The reaction mix contained 1 iQSupermix, 200 new nM of each primer, 400 nM of fluorescent probe and 250 ng of DNA. The analyses were performed using a C1000 Touch Thermal cycler. All real time TaqMan PCRs for CyHV 3 DNA were run with equal amounts of DNA estimated by the real time TaqMan PCR performed on carp glucokinase gene. Quantification of carp gene expression in spleen by RT qPCR Total RNA was isolated from spleens stored at ?80 C in RNALater using TRI reagent, including DNase I digestion and RNA purification using RNeasyMinElute Cleanup Kit. cDNA was synthetized from 1 ug of RNA using iScriptcDNA Synthesis Kit. The primers used for RT qPCR were described previously and are listed in Table 1. The RT qPCR master mix was prepared as follows 1 IQ SYBR Green Supermix, 200 nM of each primer, 5 uL of 25 diluted cDNA and sterile water to a final volume of 25 uL.
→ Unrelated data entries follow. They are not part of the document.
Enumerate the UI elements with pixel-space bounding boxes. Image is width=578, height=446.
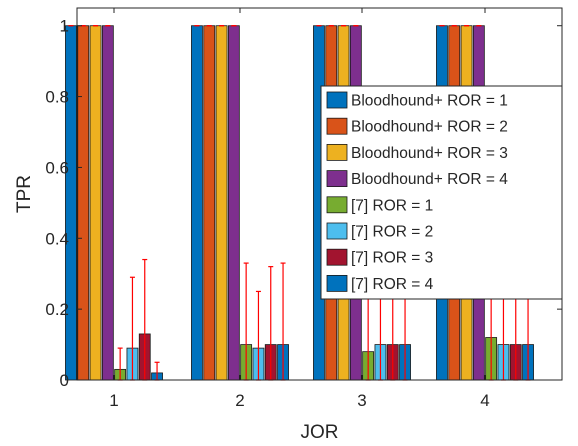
y-tick-label: 0.6 [45, 158, 69, 177]
bar [89, 25, 102, 381]
legend-swatch [326, 274, 348, 292]
legend-swatch [326, 222, 348, 240]
legend-label: Bloodhound+ ROR = 3 [351, 145, 508, 162]
legend-label: [7] ROR = 1 [351, 197, 433, 214]
legend-swatch [326, 117, 348, 135]
bar [65, 25, 77, 381]
bar [191, 25, 203, 381]
legend-label: [7] ROR = 3 [351, 250, 433, 267]
bar [215, 25, 228, 381]
legend-label: Bloodhound+ ROR = 4 [351, 171, 508, 188]
bar [227, 25, 240, 381]
x-tick-label: 3 [357, 391, 366, 410]
y-tick-label: 0.8 [45, 88, 69, 107]
x-tick-label: 4 [480, 391, 489, 410]
y-tick-label: 0.2 [45, 300, 69, 319]
legend-label: Bloodhound+ ROR = 2 [351, 119, 508, 136]
y-tick-label: 0 [60, 371, 69, 390]
legend-swatch [326, 196, 348, 214]
legend-swatch [326, 248, 348, 266]
legend-label: [7] ROR = 2 [351, 224, 433, 241]
bar [203, 25, 216, 381]
bar [101, 25, 114, 381]
bar [77, 25, 90, 381]
y-axis-label: TPR [14, 175, 35, 213]
y-tick-label: 0.4 [45, 229, 69, 248]
x-tick-label: 2 [235, 391, 244, 410]
legend-swatch [326, 143, 348, 161]
legend-box [320, 85, 563, 300]
y-tick-label: 1 [60, 17, 69, 36]
legend: Bloodhound+ ROR = 1 Bloodhound+ ROR = 2 Bl… [320, 85, 563, 300]
legend-swatch [326, 91, 348, 109]
x-tick-label: 1 [109, 391, 118, 410]
legend-label: Bloodhound+ ROR = 1 [351, 93, 508, 110]
axis-ticks: 1 2 3 4 0 0.2 0.4 0.6 0.8 1 [45, 8, 562, 410]
x-axis-label: JOR [301, 422, 339, 443]
legend-swatch [326, 170, 348, 188]
legend-label: [7] ROR = 4 [351, 276, 434, 293]
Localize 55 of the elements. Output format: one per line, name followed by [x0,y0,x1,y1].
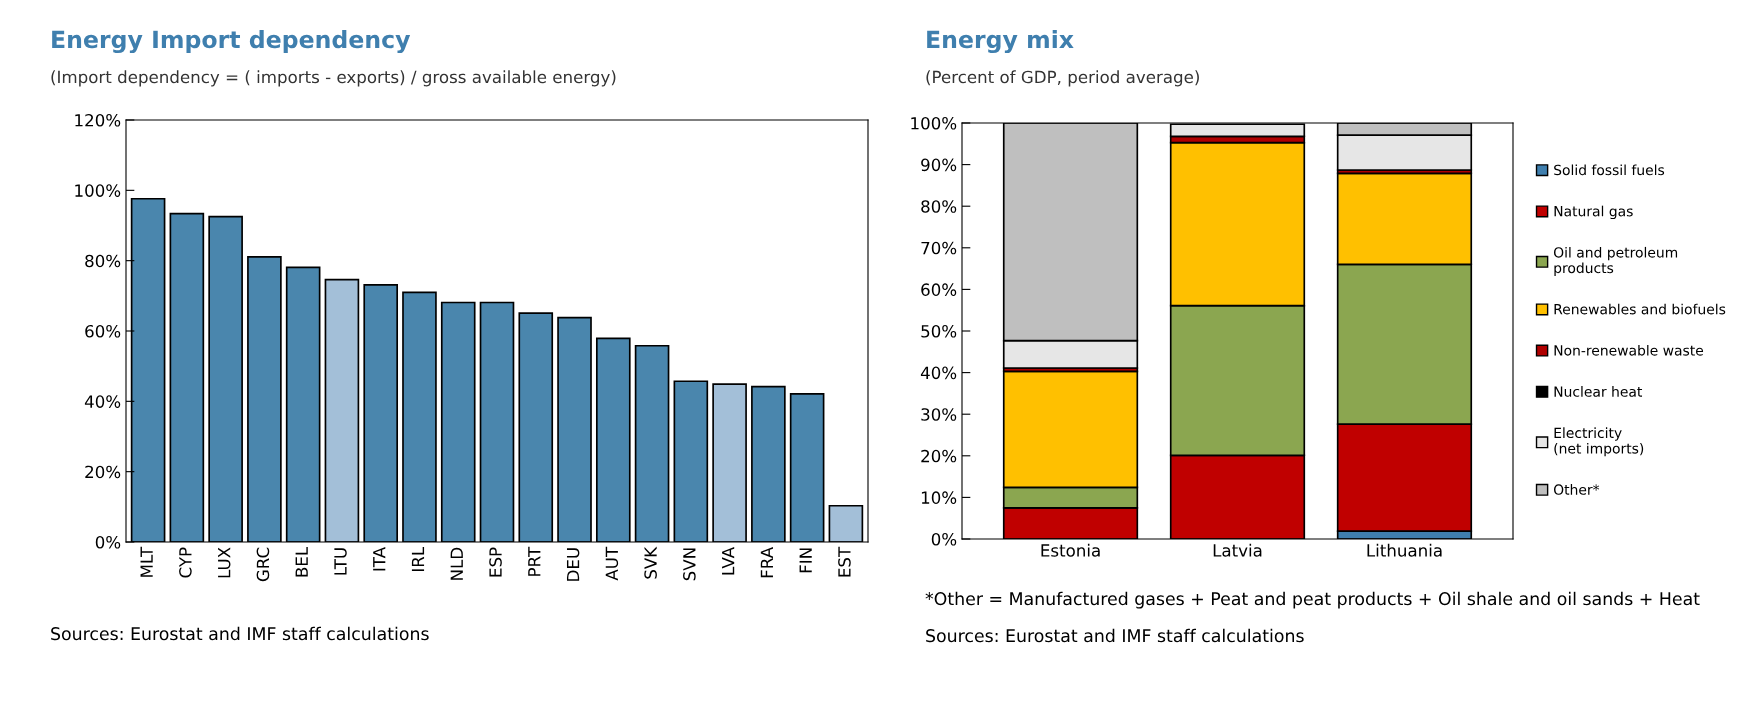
y-tick-label: 80% [85,254,121,268]
x-tick-label: ESP [489,547,502,577]
x-tick-label: ITA [373,547,386,571]
x-tick-label: Latvia [1213,543,1262,557]
y-tick-label: 20% [85,465,121,479]
y-tick-label: 100% [911,116,957,130]
source-note: Sources: Eurostat and IMF staff calculations [51,626,429,641]
x-tick-label: MLT [140,546,153,577]
x-tick-label: LTU [334,548,347,575]
x-tick-label: EST [838,546,851,577]
source-note: Sources: Eurostat and IMF staff calculations [926,628,1304,643]
x-tick-label: AUT [605,546,619,581]
legend-label: Natural gas [1554,205,1633,220]
y-tick-label: 0% [95,535,121,549]
y-tick-label: 10% [921,491,957,504]
legend-label: Solid fossil fuels [1554,164,1665,176]
legend-label: Other* [1553,484,1600,495]
x-tick-label: BEL [295,546,308,577]
legend-label: Non-renewable waste [1554,344,1704,356]
x-tick-label: NLD [450,547,463,580]
legend-label: Oil and petroleum products [1553,246,1678,276]
chart-subtitle: (Import dependency = ( imports - exports) / gross available energy) [51,70,616,87]
x-tick-label: PRT [528,546,541,576]
y-tick-label: 0% [931,532,957,546]
x-tick-label: LUX [218,547,231,578]
y-tick-label: 70% [921,241,957,255]
chart-subtitle: (Percent of GDP, period average) [926,70,1199,87]
y-tick-label: 50% [921,324,957,338]
x-tick-label: LVA [722,547,735,575]
y-tick-label: 100% [75,184,121,197]
legend-label: Electricity (net imports) [1554,427,1644,457]
x-tick-label: FRA [760,547,773,578]
legend-label: Nuclear heat [1554,386,1643,397]
x-tick-label: Estonia [1041,543,1100,557]
x-tick-label: DEU [566,548,580,581]
x-tick-label: CYP [179,547,192,578]
y-tick-label: 40% [84,395,121,408]
chart-title: Energy mix [927,30,1074,54]
y-tick-label: 90% [921,158,957,172]
chart-title: Energy Import dependency [52,30,411,54]
x-tick-label: IRL [411,546,425,572]
x-tick-label: FIN [799,548,812,573]
x-tick-label: Lithuania [1367,543,1442,557]
x-tick-label: GRC [256,547,270,582]
y-tick-label: 120% [75,113,121,127]
text: *Other = Manufactured gases + Peat and peat products + Oil shale and oil sands + Heat [925,591,1700,609]
y-tick-label: 20% [921,449,957,463]
y-tick-label: 60% [921,283,957,296]
y-tick-label: 30% [921,408,957,421]
y-tick-label: 40% [920,366,957,380]
x-tick-label: SVN [683,548,696,581]
y-tick-label: 60% [85,324,121,338]
legend-label: Renewables and biofuels [1554,303,1726,315]
x-tick-label: SVK [644,546,657,579]
y-tick-label: 80% [921,200,957,213]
The amplifica tion program included an initial denaturation at 95 C for 10 min, followed by 40 Inhibitors,Modulators,Libraries cycles with Inhibitors,Modulators,Libraries denaturation at 95 C for 15 s, annealing at 58 C for 30 s and elongation at 72 C for 30 s. At the end, the dissociation stage was performed and the melt curve was obtained by in creasing Inhibitors,Modulators,Libraries the temperature from 60 C to 95 C with a rate of 0. 5 C per 5 s. Fluorescence data from RT qPCR experi ments were analyzed using the CFX96 real time system and exported to Microsoft Excel. The threshold cycle was determined using the Auto method for all runs. The expression of analyzed genes was calculated using the 2 Ct method. The 40S ribosomal protein S11 was used as a reference gene.
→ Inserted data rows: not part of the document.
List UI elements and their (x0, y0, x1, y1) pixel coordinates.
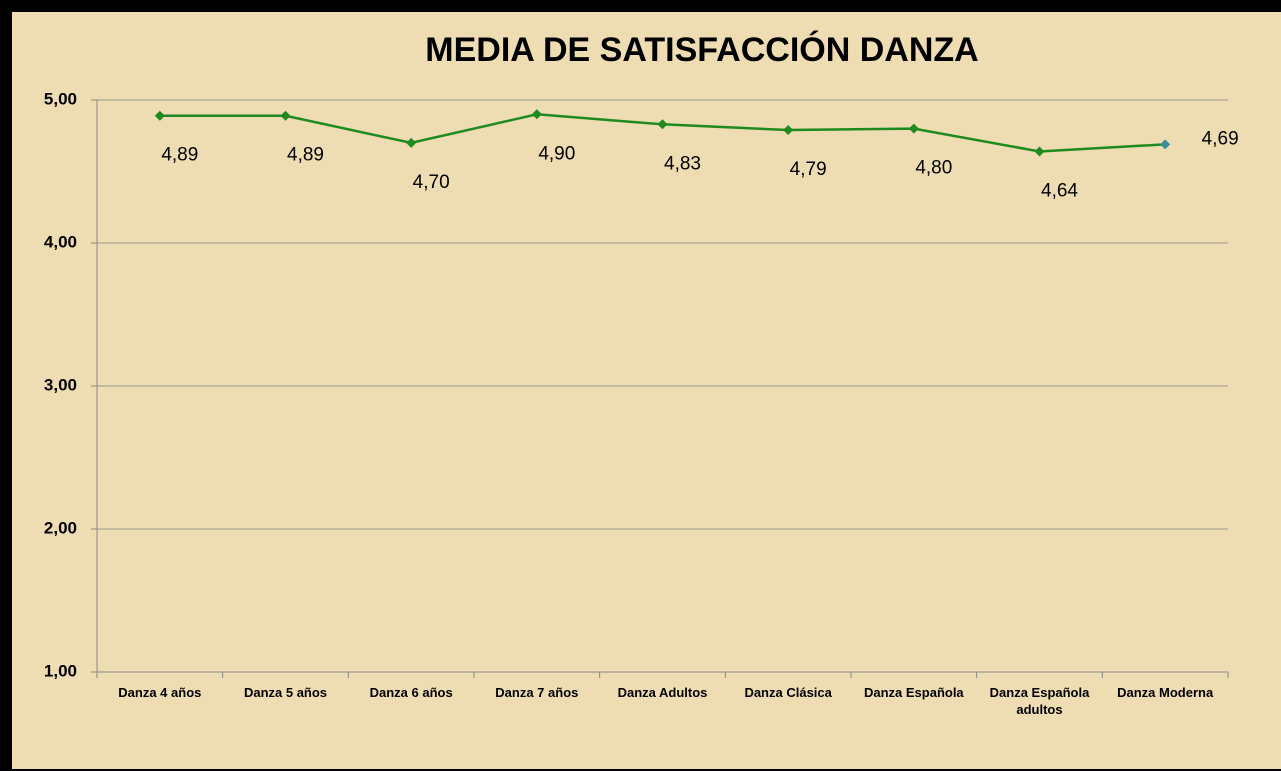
y-tick-label: 3,00 (44, 375, 77, 394)
data-label: 4,79 (790, 159, 827, 180)
data-point (1034, 146, 1045, 157)
x-tick-label: Danza Española (863, 685, 964, 700)
data-label: 4,83 (664, 153, 701, 174)
data-point (154, 110, 165, 121)
data-point (1160, 139, 1171, 150)
data-point (657, 119, 668, 130)
chart-title: MEDIA DE SATISFACCIÓN DANZA (425, 31, 978, 69)
data-label: 4,90 (538, 143, 575, 164)
data-point (783, 125, 794, 136)
data-point (908, 123, 919, 134)
data-point (406, 137, 417, 148)
x-tick-label: Danza 4 años (118, 685, 202, 700)
y-tick-label: 2,00 (44, 518, 77, 537)
x-tick-label: Danza 6 años (369, 685, 453, 700)
x-tick-label: Danza 7 años (495, 685, 579, 700)
data-label: 4,70 (413, 172, 450, 193)
x-tick-label: Danza 5 años (243, 685, 328, 700)
data-label: 4,89 (287, 145, 324, 166)
y-tick-label: 1,00 (44, 661, 77, 680)
x-tick-label: Danza Española adultos (989, 685, 1090, 717)
data-label: 4,64 (1041, 180, 1078, 201)
y-tick-label: 5,00 (44, 89, 77, 108)
data-label: 4,69 (1202, 128, 1239, 149)
data-label: 4,80 (915, 158, 952, 179)
x-tick-label: Danza Moderna (1117, 685, 1214, 700)
chart-background (12, 12, 1281, 769)
data-label: 4,89 (161, 145, 198, 166)
x-tick-label: Danza Adultos (617, 685, 708, 700)
y-tick-label: 4,00 (44, 232, 77, 251)
x-tick-label: Danza Clásica (744, 685, 832, 700)
data-point (280, 110, 291, 121)
data-point (531, 109, 542, 120)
Histological analysis Organs from mock infected or infected carp were fixed in 4% buffered formalin and embedded Inhibitors,Modulators,Libraries in paraffin blocks. Sections of 5 um were stained with haematoxylin and eosin prior to microscopic Inhibitors,Modulators,Libraries analysis. Statistical analyses Multi step growth curves data expressed as mean titer standard deviation were analyzed for significance of differences using one way ANOVA. The differ ences in mortality induced by the CyHV 3 strains tested were analyzed using Kaplan and Meier survival selleck chem Nutlin-3a analysis. Significant differences in virus load between fish infected with the different CyHV 3 strains at each sampling point were assessed using one way ANOVA followed by Holm Sidak test when data were normally distributed, or with the non parametric Kruskal Wallis test followed by Tukey test when they were not.